Consumer representatives said Pepco's new conservation plans are the most generous offered in Maryland. They said Pepco's move would pressure other Maryland energy companies to beef up their efforts to help Marylanders reduce their utility bills.
State regulators have been reforming the way local electric utilities do business over the last year, offering them rewards for conserving instead of selling energy and pushing
them to negotiate new conservation plans with consumer groups and environmentalists.
Pepco, which serves the Washington metropolitan area, including 385,000 homes in Montgomery and Prince Georges counties, was the first to adopt the reforms.
Last fall, the company offered cash rebates to consumers who bought energy-efficient heating and cooling equipment for their homes and businesses and assistance to builders who increased the insulation of new homes. Baltimore Gas and Electric Co. followed suit, saying it will start offering similar rebates and assistance to its ratepayers this month.
Pepco received state permission last week to proceed with four new conservation programs. According to plans filed with the Public Service Commission, the company will:
* Mail out coupons offering deep discounts on energy-efficient light bulbs, water heater insulation, and cost-saving shower heads to its residential customers in Maryland. The coupons, redeemable at local stores, will offer about $15 off the price of special fluorescent light bulbs that normally cost $20, for example, and about $45 off water heater jackets that retail for about $60. By 1997, Pepco expects to spend $10 million and send out coupons for about 1 million light bulbs.
* Offer free insulation and weatherproofing to apartment houses. Pepco employees and contractors will install the energy- efficient equipment in 16,750 low-income residences between now and 1995. It will then offer the same free improvements to 60,000 other apartment houses. The company expects to spend $10 million on the repairs by 1997.

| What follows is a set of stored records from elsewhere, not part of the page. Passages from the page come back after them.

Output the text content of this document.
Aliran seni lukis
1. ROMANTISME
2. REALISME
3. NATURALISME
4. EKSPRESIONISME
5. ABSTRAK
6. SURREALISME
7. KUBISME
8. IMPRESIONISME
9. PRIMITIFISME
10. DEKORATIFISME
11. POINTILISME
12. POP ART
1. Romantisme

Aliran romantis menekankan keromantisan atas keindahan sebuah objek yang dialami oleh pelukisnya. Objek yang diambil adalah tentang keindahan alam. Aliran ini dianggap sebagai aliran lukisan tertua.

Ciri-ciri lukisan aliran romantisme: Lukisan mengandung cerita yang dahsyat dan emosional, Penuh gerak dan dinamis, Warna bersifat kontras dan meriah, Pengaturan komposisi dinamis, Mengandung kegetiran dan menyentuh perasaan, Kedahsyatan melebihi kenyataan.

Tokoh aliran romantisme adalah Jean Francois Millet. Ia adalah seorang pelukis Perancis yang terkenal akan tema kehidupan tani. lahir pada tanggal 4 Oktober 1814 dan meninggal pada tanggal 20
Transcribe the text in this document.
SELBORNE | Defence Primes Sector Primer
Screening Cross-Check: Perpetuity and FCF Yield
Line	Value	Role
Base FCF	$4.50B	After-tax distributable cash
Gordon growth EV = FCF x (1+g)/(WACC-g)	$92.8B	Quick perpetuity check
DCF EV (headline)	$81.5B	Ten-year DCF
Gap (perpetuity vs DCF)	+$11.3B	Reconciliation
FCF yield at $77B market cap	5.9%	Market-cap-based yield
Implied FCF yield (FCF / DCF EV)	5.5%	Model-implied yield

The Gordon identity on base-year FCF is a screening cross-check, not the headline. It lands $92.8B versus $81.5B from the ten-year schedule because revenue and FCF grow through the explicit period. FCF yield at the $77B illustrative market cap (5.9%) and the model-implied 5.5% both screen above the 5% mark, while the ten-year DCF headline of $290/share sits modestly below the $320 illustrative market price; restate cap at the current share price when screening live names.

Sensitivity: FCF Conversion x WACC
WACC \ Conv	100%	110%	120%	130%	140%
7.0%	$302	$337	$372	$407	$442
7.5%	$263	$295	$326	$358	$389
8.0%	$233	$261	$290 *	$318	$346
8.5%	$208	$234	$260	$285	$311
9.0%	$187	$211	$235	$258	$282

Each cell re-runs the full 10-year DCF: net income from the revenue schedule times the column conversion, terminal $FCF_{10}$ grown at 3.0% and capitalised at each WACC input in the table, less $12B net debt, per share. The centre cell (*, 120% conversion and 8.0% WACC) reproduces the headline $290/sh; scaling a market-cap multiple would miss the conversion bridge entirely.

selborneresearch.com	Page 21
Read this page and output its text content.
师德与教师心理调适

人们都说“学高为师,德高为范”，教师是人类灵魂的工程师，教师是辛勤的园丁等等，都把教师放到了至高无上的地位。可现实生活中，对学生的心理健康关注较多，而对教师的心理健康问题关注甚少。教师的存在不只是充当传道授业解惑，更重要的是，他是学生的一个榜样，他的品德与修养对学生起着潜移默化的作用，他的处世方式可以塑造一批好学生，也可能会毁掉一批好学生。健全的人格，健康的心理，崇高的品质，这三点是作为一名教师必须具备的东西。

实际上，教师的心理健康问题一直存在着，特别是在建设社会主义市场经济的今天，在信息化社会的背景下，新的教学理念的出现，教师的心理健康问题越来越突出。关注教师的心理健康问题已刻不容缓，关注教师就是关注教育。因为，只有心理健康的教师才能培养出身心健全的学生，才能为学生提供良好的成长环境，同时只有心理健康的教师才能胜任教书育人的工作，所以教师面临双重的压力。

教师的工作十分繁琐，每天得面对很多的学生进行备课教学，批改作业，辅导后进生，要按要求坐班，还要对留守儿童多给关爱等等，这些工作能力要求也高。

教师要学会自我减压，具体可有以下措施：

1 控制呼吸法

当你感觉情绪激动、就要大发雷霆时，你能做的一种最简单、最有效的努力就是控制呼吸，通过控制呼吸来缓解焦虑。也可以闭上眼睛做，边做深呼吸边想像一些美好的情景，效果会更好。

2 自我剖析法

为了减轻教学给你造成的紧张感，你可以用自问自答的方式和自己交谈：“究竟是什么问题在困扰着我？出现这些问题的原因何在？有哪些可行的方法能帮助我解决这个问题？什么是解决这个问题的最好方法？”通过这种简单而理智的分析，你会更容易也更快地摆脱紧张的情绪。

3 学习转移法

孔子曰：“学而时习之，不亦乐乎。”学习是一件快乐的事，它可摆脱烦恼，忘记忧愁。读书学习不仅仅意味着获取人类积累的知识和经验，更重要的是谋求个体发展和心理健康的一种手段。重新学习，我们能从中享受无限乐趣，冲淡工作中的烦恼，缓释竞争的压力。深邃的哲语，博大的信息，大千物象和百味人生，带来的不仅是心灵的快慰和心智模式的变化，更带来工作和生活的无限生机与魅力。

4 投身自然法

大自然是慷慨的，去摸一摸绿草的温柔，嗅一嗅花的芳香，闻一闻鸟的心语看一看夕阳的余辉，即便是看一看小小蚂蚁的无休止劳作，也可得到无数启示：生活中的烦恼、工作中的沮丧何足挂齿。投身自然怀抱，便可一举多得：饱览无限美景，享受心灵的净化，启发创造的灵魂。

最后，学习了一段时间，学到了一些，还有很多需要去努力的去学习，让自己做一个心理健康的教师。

* Experiment with free retrofitting for all-electric homes. The company will install energy-saving devices in 1,750 homes and will monitor the homes to see which equipment really saves energy.
The experiment is expected to cost $880,000 over the next three years.
* Offer nearly $60 million in rebates to owners of office buildings who install energy-efficient equipment and insulation. The company will pay the extra cost of upgrading from regular heating equipment, for example, to highly efficient equipment. Improvements to motors, cooling equipment and lamps will also win rebates.